🤖 AI Summary
In zero-shot neural architecture search (NAS), ranking functions exhibit severe output volatility due to stochastic factors such as weight initialization and batch sampling, critically undermining search stability and reliability. This work is the first to explicitly model zero-shot NAS rankings as random variables and, grounded in stochastic order theory, formalize performance metrics via stochastic dominance relations. We propose a novel paradigm—“leveraging variability” rather than suppressing it—by integrating Monte Carlo evaluation with statistically significant ranking. Our approach robustly characterizes ranking uncertainty through repeated stochastic evaluations and hypothesis testing. Empirically, on standard benchmark search spaces (e.g., NAS-Bench-201, DARTS), the method substantially improves search stability and final model accuracy: top-1 architectures achieve average validation accuracy gains of 1.8–3.2 percentage points over state-of-the-art zero-shot baselines.
📝 Abstract
Neural Architecture Search (NAS) is a powerful automatic alternative to manual design of a neural network.

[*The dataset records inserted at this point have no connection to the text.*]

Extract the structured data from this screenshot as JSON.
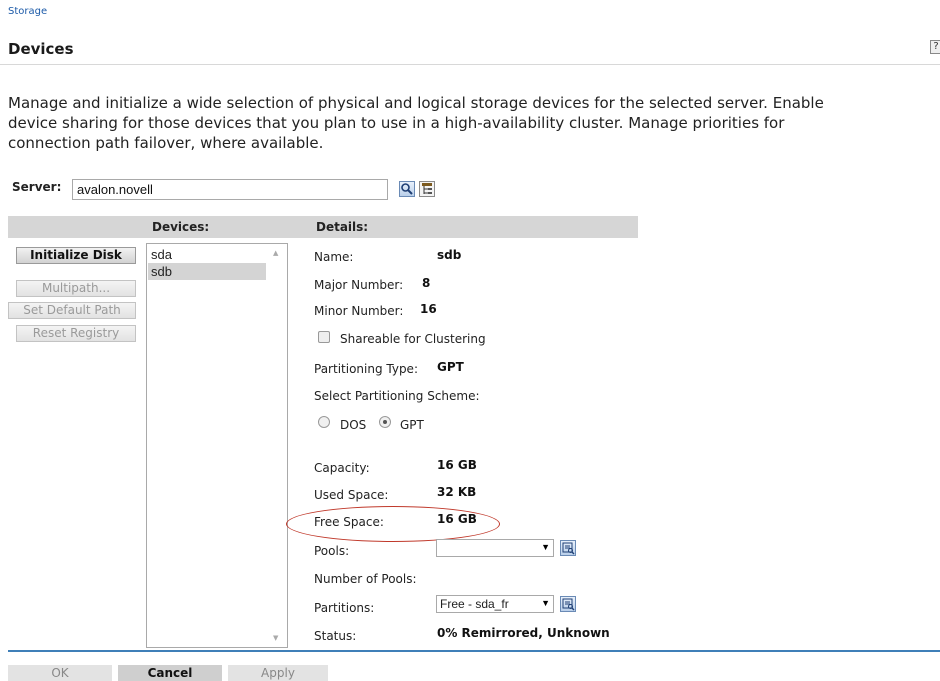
{
  "breadcrumb": "Storage",
  "page_title": "Devices",
  "help_icon": "?",
  "description": "Manage and initialize a wide selection of physical and logical storage devices for the selected server. Enable device sharing for those devices that you plan to use in a high-availability cluster. Manage priorities for connection path failover, where available.",
  "server": {
    "label": "Server:",
    "value": "avalon.novell"
  },
  "columns": {
    "devices": "Devices:",
    "details": "Details:"
  },
  "actions": [
    {
      "label": "Initialize Disk",
      "enabled": true
    },
    {
      "label": "Multipath...",
      "enabled": false
    },
    {
      "label": "Set Default Path",
      "enabled": false
    },
    {
      "label": "Reset Registry",
      "enabled": false
    }
  ],
  "devices": [
    {
      "name": "sda",
      "selected": false
    },
    {
      "name": "sdb",
      "selected": true
    }
  ],
  "details": {
    "name_label": "Name:",
    "name": "sdb",
    "major_label": "Major Number:",
    "major": "8",
    "minor_label": "Minor Number:",
    "minor": "16",
    "shareable_label": "Shareable for Clustering",
    "shareable_checked": false,
    "partitioning_type_label": "Partitioning Type:",
    "partitioning_type": "GPT",
    "scheme_label": "Select Partitioning Scheme:",
    "scheme_options": [
      "DOS",
      "GPT"
    ],
    "scheme_selected": "GPT",
    "capacity_label": "Capacity:",
    "capacity": "16 GB",
    "used_label": "Used Space:",
    "used": "32 KB",
    "free_label": "Free Space:",
    "free": "16 GB",
    "pools_label": "Pools:",
    "pools_value": "",
    "num_pools_label": "Number of Pools:",
    "partitions_label": "Partitions:",
    "partitions_value": "Free - sda_fr",
    "status_label": "Status:",
    "status": "0% Remirrored, Unknown"
  },
  "footer": {
    "ok": "OK",
    "cancel": "Cancel",
    "apply": "Apply"
  },
  "icons": {
    "search": "magnifier-icon",
    "browse": "tree-browse-icon",
    "dropdown": "caret-down-icon"
  },
  "colors": {
    "link": "#1c5aa8",
    "accent_rule": "#3f7fb8",
    "highlight": "#c0392b"
  }
}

In the zero-shot version, a fast ranking function is used to compare architectures without training them. The outputs of the ranking functions often vary significantly due to different sources of randomness, including the evaluated architecture's weights' initialization or the batch of data used for calculations. A common approach to addressing the variation is to average a ranking function output over several evaluations. We propose taking into account the variation in a different manner, by viewing the ranking function output as a random variable representing a proxy performance metric. During the search process, we strive to construct a stochastic ordering of the performance metrics to determine the best architecture. Our experiments show that the proposed stochastic ordering can effectively boost performance of a search on standard benchmark search spaces.